A few months ago I was tuned in to the documentary "Who killed the electric car?", a bleak tale of the birth and death of a short-lived idea freeing us from the greasy depths of oil-reliance: a car that runs on electricity. " Oh, what a great idea!" one thinks when watching the electric fetus emerge from the environmentalist womb. Visions of wars ending, smoggy airs parting, and smiling drivers exiting cars and plugging them into earth-conscious sockets start flashing in the mind. I imagined the fall of American imperialism and the possibility of peace, harmony...but then the tale takes a turn for the worse as the Bush Administration and oil companies sabotage the the invention to preserve their investment interests. As a result the electric cars are secretly sent away to an EV1("electric vehicle") burial ground somewhere in Arizona. I remember watching the footage as an aerial shot panned over the dumping grounds for these earth-preserving cars and envisioning their metal shells as corpses...left to die in a mass grave in silence. And littering the land to boot.
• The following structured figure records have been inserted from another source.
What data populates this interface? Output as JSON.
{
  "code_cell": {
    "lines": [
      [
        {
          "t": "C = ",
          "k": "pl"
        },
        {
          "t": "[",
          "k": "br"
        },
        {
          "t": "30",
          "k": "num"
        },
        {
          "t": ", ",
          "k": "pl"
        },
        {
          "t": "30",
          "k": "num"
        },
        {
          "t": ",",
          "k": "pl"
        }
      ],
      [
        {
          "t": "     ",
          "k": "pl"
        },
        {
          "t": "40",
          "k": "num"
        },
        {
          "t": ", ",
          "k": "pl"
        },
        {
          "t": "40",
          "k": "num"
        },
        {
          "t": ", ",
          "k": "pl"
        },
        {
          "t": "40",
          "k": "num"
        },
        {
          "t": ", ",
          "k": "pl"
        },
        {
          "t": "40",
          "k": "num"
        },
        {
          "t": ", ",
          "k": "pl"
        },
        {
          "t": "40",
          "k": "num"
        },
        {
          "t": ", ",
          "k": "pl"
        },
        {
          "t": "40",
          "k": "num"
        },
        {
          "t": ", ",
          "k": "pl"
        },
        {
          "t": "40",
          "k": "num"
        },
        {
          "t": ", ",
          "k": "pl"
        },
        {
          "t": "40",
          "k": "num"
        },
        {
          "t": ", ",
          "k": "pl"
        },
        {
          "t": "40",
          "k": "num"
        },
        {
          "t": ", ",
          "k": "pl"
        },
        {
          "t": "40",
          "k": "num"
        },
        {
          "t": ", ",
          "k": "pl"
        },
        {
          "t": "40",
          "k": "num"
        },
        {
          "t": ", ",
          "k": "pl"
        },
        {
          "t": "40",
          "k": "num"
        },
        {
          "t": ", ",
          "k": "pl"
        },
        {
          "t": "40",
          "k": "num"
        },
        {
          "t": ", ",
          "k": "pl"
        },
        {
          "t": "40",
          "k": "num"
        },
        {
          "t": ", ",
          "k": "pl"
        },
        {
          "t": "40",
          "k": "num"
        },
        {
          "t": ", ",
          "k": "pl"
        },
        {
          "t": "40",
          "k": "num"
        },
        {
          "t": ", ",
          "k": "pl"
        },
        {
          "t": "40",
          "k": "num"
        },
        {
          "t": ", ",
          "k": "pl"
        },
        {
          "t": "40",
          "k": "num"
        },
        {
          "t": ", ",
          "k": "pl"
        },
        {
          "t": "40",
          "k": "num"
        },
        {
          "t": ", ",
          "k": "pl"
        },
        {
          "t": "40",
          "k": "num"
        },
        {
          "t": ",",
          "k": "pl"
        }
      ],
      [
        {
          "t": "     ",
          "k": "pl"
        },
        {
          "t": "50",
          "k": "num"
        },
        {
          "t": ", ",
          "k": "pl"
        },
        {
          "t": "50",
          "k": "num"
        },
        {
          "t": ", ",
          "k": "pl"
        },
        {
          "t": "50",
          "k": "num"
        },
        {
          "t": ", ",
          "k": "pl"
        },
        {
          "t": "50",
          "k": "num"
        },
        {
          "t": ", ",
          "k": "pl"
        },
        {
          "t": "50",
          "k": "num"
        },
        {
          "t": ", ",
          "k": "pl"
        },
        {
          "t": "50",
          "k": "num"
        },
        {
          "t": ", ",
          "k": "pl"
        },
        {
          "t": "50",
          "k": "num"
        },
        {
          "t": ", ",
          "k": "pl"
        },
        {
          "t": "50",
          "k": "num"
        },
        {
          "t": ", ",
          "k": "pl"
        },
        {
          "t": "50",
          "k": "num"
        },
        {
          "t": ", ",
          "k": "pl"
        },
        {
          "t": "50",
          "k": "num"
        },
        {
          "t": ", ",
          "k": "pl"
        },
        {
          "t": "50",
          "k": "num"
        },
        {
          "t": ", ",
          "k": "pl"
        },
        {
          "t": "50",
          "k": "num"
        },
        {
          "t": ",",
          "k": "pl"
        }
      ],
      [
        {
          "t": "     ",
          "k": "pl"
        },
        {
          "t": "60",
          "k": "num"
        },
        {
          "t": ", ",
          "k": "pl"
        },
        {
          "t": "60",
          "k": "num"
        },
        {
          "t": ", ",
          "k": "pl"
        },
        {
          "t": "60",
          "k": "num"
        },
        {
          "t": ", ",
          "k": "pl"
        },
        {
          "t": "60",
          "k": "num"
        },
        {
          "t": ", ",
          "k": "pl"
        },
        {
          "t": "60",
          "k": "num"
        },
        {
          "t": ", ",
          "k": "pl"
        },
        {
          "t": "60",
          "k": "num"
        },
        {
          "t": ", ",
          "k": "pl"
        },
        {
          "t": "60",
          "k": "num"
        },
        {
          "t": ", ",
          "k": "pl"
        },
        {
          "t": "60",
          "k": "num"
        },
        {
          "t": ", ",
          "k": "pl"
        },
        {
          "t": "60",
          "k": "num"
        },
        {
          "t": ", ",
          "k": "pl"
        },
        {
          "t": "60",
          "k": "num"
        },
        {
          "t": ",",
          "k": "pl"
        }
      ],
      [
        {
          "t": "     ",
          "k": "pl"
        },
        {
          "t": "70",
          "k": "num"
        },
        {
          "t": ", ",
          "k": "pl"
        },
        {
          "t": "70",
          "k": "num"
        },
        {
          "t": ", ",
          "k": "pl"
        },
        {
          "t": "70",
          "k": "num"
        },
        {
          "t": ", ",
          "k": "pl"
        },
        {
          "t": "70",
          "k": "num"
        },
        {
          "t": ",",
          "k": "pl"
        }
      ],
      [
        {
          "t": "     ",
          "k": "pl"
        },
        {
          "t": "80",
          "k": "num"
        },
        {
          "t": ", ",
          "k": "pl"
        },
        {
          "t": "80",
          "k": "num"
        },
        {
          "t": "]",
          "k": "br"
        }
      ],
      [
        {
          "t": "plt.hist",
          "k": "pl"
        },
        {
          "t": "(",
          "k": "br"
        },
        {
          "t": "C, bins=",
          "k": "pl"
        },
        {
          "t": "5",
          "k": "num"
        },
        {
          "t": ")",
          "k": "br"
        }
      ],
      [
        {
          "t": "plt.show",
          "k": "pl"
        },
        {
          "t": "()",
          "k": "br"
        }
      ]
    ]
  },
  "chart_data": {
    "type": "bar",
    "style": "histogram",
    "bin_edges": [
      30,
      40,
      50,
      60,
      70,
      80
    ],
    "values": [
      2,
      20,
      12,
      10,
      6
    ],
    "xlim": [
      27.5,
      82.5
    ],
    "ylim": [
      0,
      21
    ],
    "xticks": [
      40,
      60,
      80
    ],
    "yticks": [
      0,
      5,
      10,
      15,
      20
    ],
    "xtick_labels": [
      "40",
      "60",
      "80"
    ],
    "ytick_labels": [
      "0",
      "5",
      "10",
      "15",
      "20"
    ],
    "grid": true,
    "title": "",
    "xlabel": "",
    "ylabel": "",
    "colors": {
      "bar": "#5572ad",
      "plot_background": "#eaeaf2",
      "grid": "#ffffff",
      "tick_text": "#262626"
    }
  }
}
This reminded me of an equally saddening sight: the fate of Christmas trees after Christmas. Today marked the first day of my annual tree sighting. All splayed out on the curbside sans lights, decorations or love, the post-Christmas evergreen has continually filled me with a feeling of sadness. I've always felt that the sight of them on the street was a cause for mourning or the impetus for a moment of silence. These trees, plucked from their homes and carted to unfamiliar environments, drowned with water and dressed up with pomp and glitz, used and abused, are then discarded without a second thought as soon as the party has ended. The whole act has a tone all too similar to that of procuring a prostitute.
On the first day of their disposal, the trees still seem to have life in them. With their pre-attached tree stands they could easily be hoisted up into their original position and lined up in rows to ornament the street for a week or two. They could in fact live the extent of their lives and die naturally ( I'm sure they've been watered enough inside their respective brothels).
But today in Oakland, CA I saw the worst disposal of a holiday-prostitute-tree to date: the homicide, cover-up and disposal, mafia style.
This makes me appreciate my new family tradition of celebrating festivus....no tree, no gifts, no pomp and glitz. Next year while everyone else goes murdering trees, there'll be a festivus for the rest-of-us.